The Federal Reserve’s Bubble Thinking

The Federal Reserve’s Bubble Thinking

Federal Reserve Chairman Janet Yellen delivered her semi-annual monetary policy testimony to Congress last week. While she walked back some of her previous comments that another financial crisis wouldn’t occur within our lifetimes, her testimony and her answer to questions made it clear that the Federal Reserve doesn’t really know what’s going on with the economy. Caught up in their own little bubble, the folks at the Fed are completely unaware of what’s happening outside the Beltway.

Federal Reserve Transparency

One of Yellen’s testiest exchanges was with my former colleague, Congressman Bill Posey, who asked her about my old bill, the Federal Reserve Transparency Act, also known as Audit the Fed. The bill has been reintroduced this Congress but the Fed continues to oppose it, just as it opposes any attempts by Congress to establish greater transparency of the Federal Reserve’s workings.

Yellen seems to think that auditing the Federal Reserve’s conduct of monetary policy would destroy the Fed’s “independence.” Independence from what? The Fed was created by Congress and the Chairman and the Board of Governors are appointed by the President and confirmed by the Senate. The Fed isn’t a fourth branch of government, its job is to pursue the monetary policy that Congress has directed it to, and to remain accountable to Congress for its conduct.

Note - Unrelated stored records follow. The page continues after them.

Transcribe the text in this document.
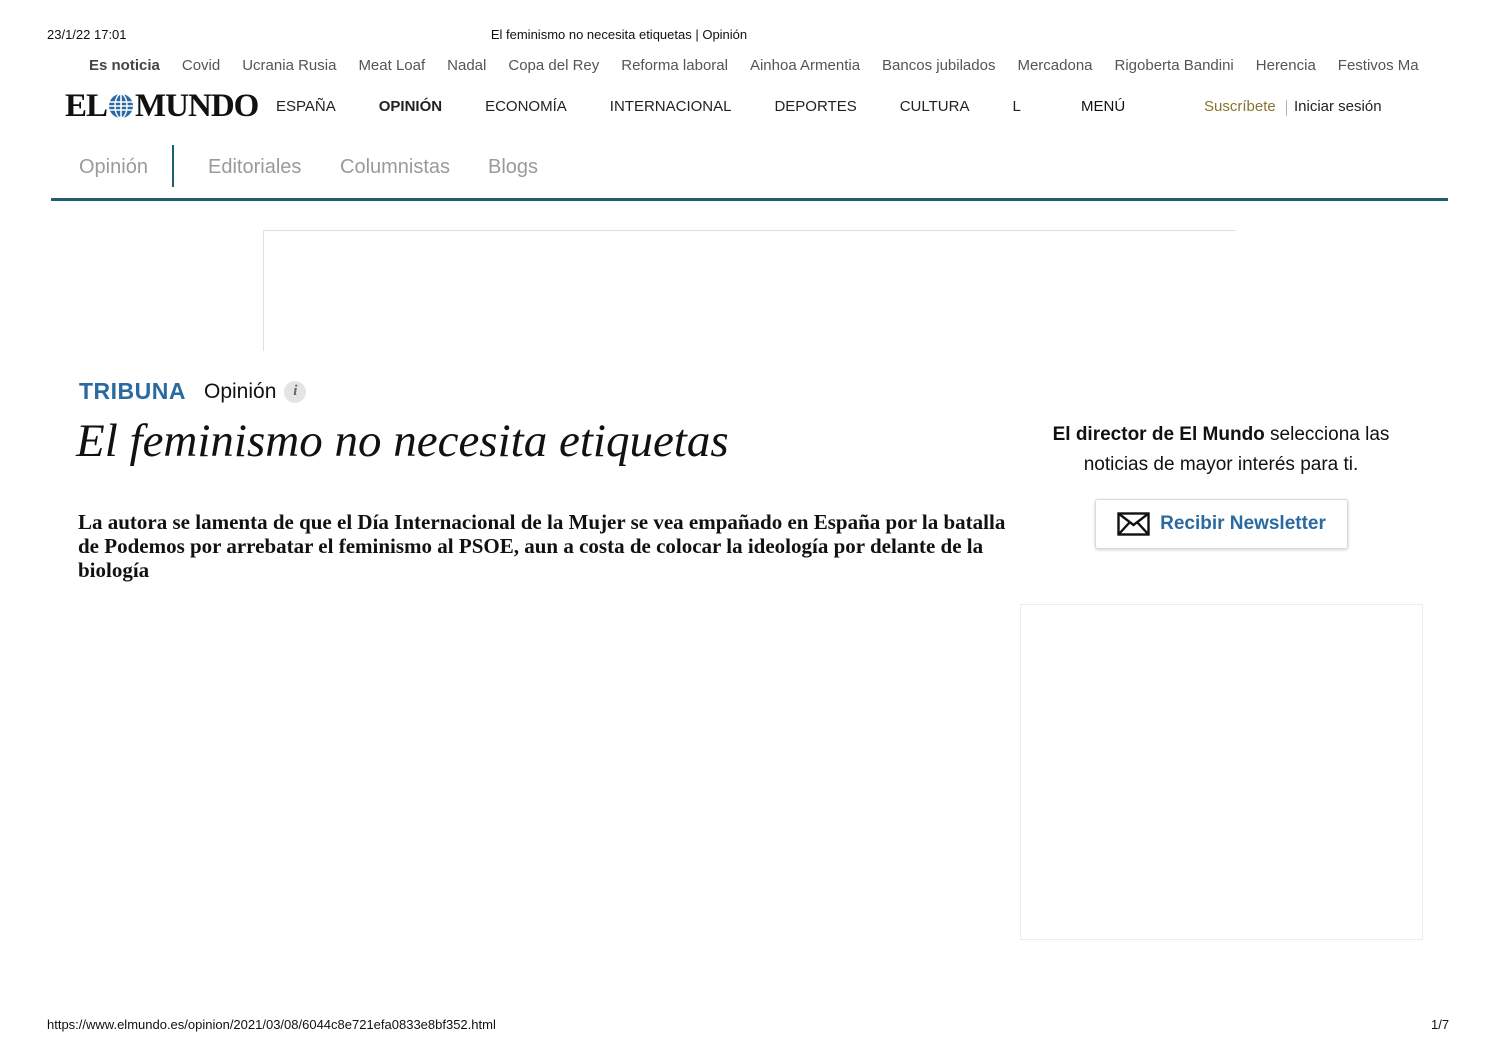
23/1/22 17:01	El feminismo no necesita etiquetas | Opinión
Es noticia Covid Ucrania Rusia Meat Loaf Nadal Copa del Rey Reforma laboral Ainhoa Armentia Bancos jubilados Mercadona Rigoberta Bandini Herencia Festivos Ma
EL MUNDO ESPAÑA	OPINIÓN	ECONOMÍA	INTERNACIONAL	DEPORTES	CULTURA	L	MENÚ	Suscríbete Iniciar sesión
Opinión	Editoriales Columnistas Blogs
TRIBUNA Opinión	i
El feminismo no necesita etiquetas

La autora se lamenta de que el Día Internacional de la Mujer se vea empañado en España por la batalla de Podemos por arrebatar el feminismo al PSOE, aun a costa de colocar la ideología por delante de la biología

El director de El Mundo selecciona las noticias de mayor interés para ti.
Recibir Newsletter
https://www.elmundo.es/opinion/2021/03/08/6044c8e721efa0833e8bf352.html	1/7
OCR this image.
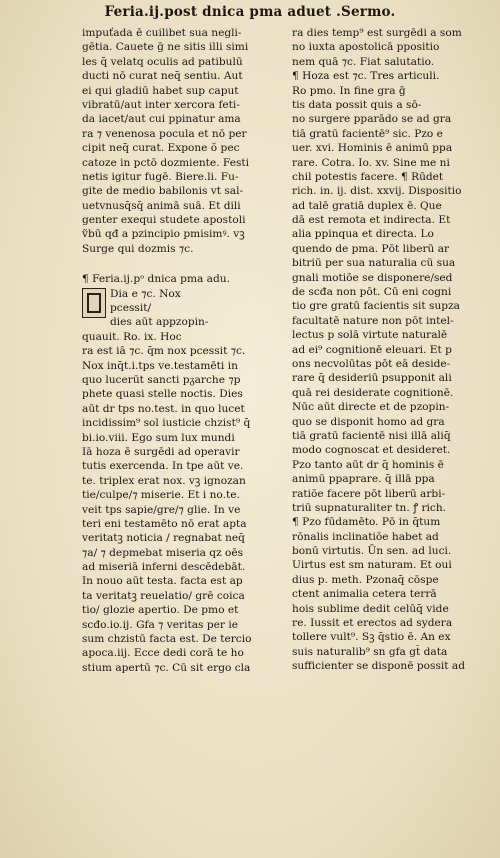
Feria.ij.post dnica pma aduet .Sermo.
impuťada ē cuilibet sua negli-
gētia. Cauete ḡ ne sitis illi simi
les q̄ velatq oculis ad patibulū
ducti nō curat neq̄ sentiu. Aut
ei qui gladiū habet sup caput
vibratū/aut inter xercora feti-
da iacet/aut cui ppinatur ama
ra ⁊ venenosa pocula et nō per
cipit neq̄ curat. Expone ŏ pec
catoze in pctō dozmiente. Festi
netis igitur fugē. Biere.li. Fu-
gite de medio babilonis vt sal-
uetvnusq̄sq̄ animā suā. Et dili
genter exequi studete apostoli
ṽbū qđ a pzincipio pmisimꝰ. vꝫ
Surge qui dozmis ⁊c.
¶ Feria.ij.pᵒ dnica pma adu.
Dia e ⁊c. Nox
pcessit/
dies aūt appzopin-
quauit. Ro. ix. Hoc
ra est iā ⁊c. q̄m nox pcessit ⁊c.
Nox inq̄t.i.tps ve.testamēti in
quo lucerūt sancti pᵹarche ⁊p
phete quasi stelle noctis. Dies
aūt dr tps no.test. in quo lucet
incidissim⁹ sol iusticie chzist⁹ q̄
bi.io.viii. Ego sum lux mundi
Iā hoza ē surgēdi ad operavir
tutis exercenda. In tpe aūt ve.
te. triplex erat nox. vꝫ ignozan
tie/culpe/⁊ miserie. Et i no.te.
veit tps sapie/gre/⁊ glie. In ve
teri eni testamēto nō erat apta
veritatꝫ noticia / regnabat neq̄
⁊a/ ⁊ depmebat miseria qz oēs
ad miseriā inferni descēdebāt.
In nouo aūt testa. facta est ap
ta veritatꝫ reuelatio/ grē coica
tio/ glozie apertio. De pmo et
scđo.io.ij. Gfa ⁊ veritas per ie
sum chzistū facta est. De tercio
apoca.iij. Ecce dedi corā te ho
stium apertū ⁊c. Cū sit ergo cla
ra dies temp⁹ est surgēdi a som
no iuxta apostolicā ppositio
nem quā ⁊c. Fiat salutatio.
¶ Hoza est ⁊c. Tres articuli.
Ro pmo. In fine gra ḡ
tis data possit quis a sō-
no surgere pparādo se ad gra
tiā gratū facientē⁹ sic. Pzo e
uer. xvi. Hominis ē animū ppa
rare. Cotra. Io. xv. Sine me ni
chil potestis facere. ¶ Rūdet
rich. in. ij. dist. xxvij. Dispositio
ad talē gratiā duplex ē. Que
dā est remota et indirecta. Et
alia ppinqua et directa. Lo
quendo de pma. Pōt liberū ar
bitriū per sua naturalia cū sua
gnali motiōe se disponere/sed
de scđa non pōt. Cū eni cogni
tio gre gratū facientis sit supza
facultatē nature non pōt intel-
lectus p solā virtute naturalē
ad ei⁹ cognitionē eleuari. Et p
ons necvolūtas pōt eā deside-
rare q̄ desideriū psupponit ali
quā rei desiderate cognitionē.
Nūc aūt directe et de pzopin-
quo se disponit homo ad gra
tiā gratū facientē nisi illā aliq̄
modo cognoscat et desideret.
Pzo tanto aūt dr q̄ hominis ē
animū ppaprare. q̄ illā ppa
ratiōe facere pōt liberū arbi-
triū supnaturaliter tn. ꝭ rich.
¶ Pzo fūdamēto. Pō in q̄tum
rōnalis inclinatiōe habet ad
bonū virtutis. Ūn sen. ad luci.
Uirtus est sm naturam. Et oui
dius p. meth. Pzonaq̄ cōspe
ctent animalia cetera terrā
hois sublime dedit celūq̄ vide
re. Iussit et erectos ad sydera
tollere vult⁹. Sꝫ q̄stio ē. An ex
suis naturalib⁹ sn gfa gt̄ data
sufficienter se disponē possit ad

Yet the Fed time and time again tries to shirk its duties. Every effort to gain greater insight into what the Fed is doing is stonewalled. It’s unconscionable that Congress continues to allow the Fed to escape the same oversight that other federal agencies receive.

Clueless on the Economy

Yellen’s testimony also underscored that the Fed doesn’t really know what’s going on in the economy. What’s happening today is a repeat of the 1920s, with the Fed clueless as to what is going on. Remember that in the 1920s the price level remained stable, that is, price inflation was near zero, despite the fact that the economy was booming.

That’s because the increase in production should have led to falling prices. But because the Fed was pumping money into the financial system, prices remained at the same level. It wasn’t until the Fed stopped the money printing that all the malinvestments caused by its loose monetary policy were revealed. Stock market crashes and bank failures ensued, resulting in the Great Depression.

The Fed today continues to look at the price level, targeting a price inflation rise of 2 percent per year. Yellen and company have been frustrated that price inflation has consistently been under 2 percent, and they intend to keep the Fed’s accommodative monetary policy in place until that 2 percent target has been reached or even exceeded.

What the Fed isn’t seeing is the reason why price inflation is so low. The bad debts and malinvestments that were brought to light during the financial crisis were never liquidated and put to better use. They’re still there, and market forces really want to see those bad assets marked down to their market value. Yet the Fed continues to pump money into the financial system to keep those asset prices elevated. Market forces are pulling one way while the Fed is pulling the other way. Eventually one of them will have to give.

Most likely it will be the Fed, which can’t continue printing money forever. Once it stops or significantly slows its accommodative monetary policy, the malinvested resources will come to light and the bubble will burst. We’ll see a return to the days of the financial crisis, only worse because the latest bubble will be so much bigger than the last bubble. Those who haven’t anticipated the bubble collapsing will end up being badly hurt. Those who have protected themselves by hedging their assets with gold and silver will be in much better position to ride out the rough waves that lie ahead.